Thursday, August 09, 2007

Teapot #2 - Dr. Seuss Revisited

Dr. Seuss Revisited
Kitchen Series
9" x 9"
Oil on Reclaimed Panel with Painted Sides
$225

Or click here to email me about Dr Seuss Teapot.

This is one of a set of 6 kitchen paintings - contact me to see all 6
They are available as a group for $950 with free shipping.

I call it "Dr. Seuss Revisited" because it's kind of wonky and very colorful. It is painted on a 3/4" board, which is a very traditional medium, and besides I had some laying around :) The white lines on the upper portion of the painting are reflections from the grain in the wood.

It was done very quickly because I spent the vast majority of my day working on a commission - it's very large 30" x 40" and quite different from my usual work. Hopefully I will show you when it is finished and after it has been presented to the recipient.

If you want to use wood as a support for oil paintings, first put a couple good coats of gesso on it before the oil paints. Oil will deteriorate wood, so make sure you protect it. If you don't want to use gesso, and you're not creating 'archival' artwork, you can just paint it with a good latex paint or primer. If you want to paint in acrylics, you don't have to prime it first, but it does make the paint go on easier.

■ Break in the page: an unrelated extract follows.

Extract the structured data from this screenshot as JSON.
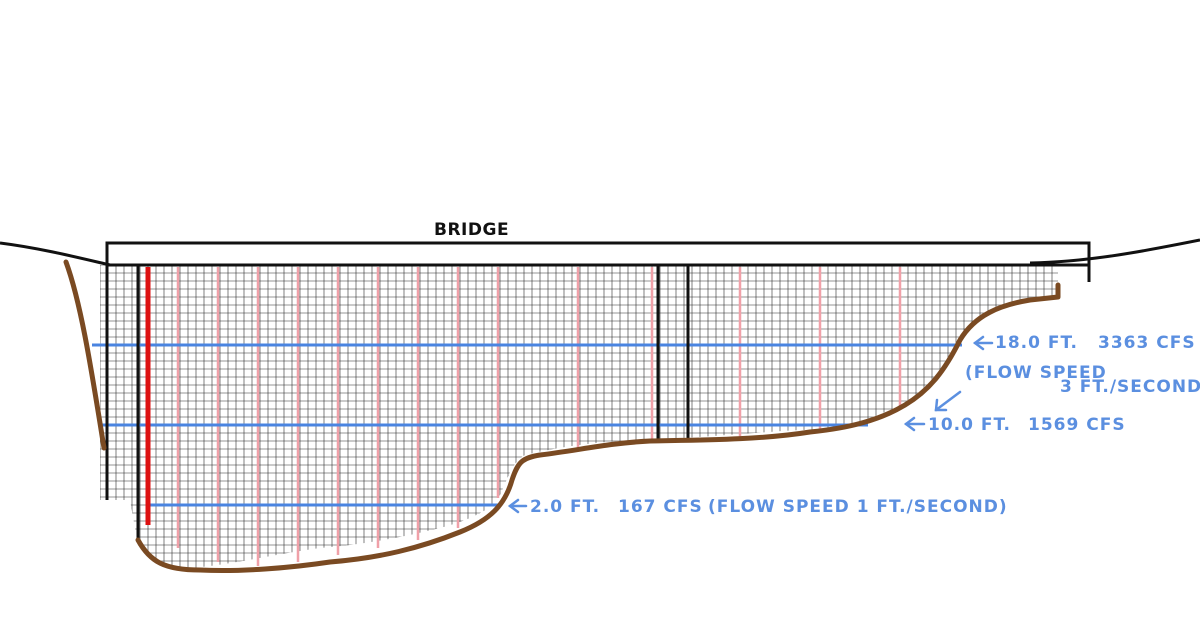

When I am at my easel painting, I carry on imaginary conversations with you - "See how I fixed that mistake?" or "This is a good way to . . . . " but when I am finally done with the day, and get a chance to sit down and write, I go completely blank - "Here is my painting, it is in oil, it is a teapot" LOL

Maybe it's because I know many of you personally, and I don't want to sound pretentious.

But, here is one thing I thought about while I was painting today - If you'd like to do something a little different with a still life or object, try what I did with this teapot. Set your object or still life up on some brightly colored backgrounds. They can be harmonious, or complementary. I like the purple and orange combination, but then I like purple with just about any other color.

The backgrounds can be fabric, construction paper, or as I used, some art foam stuff that they use for making stamps. The colors reflect onto the subject and add interest and more of a challenge to paint.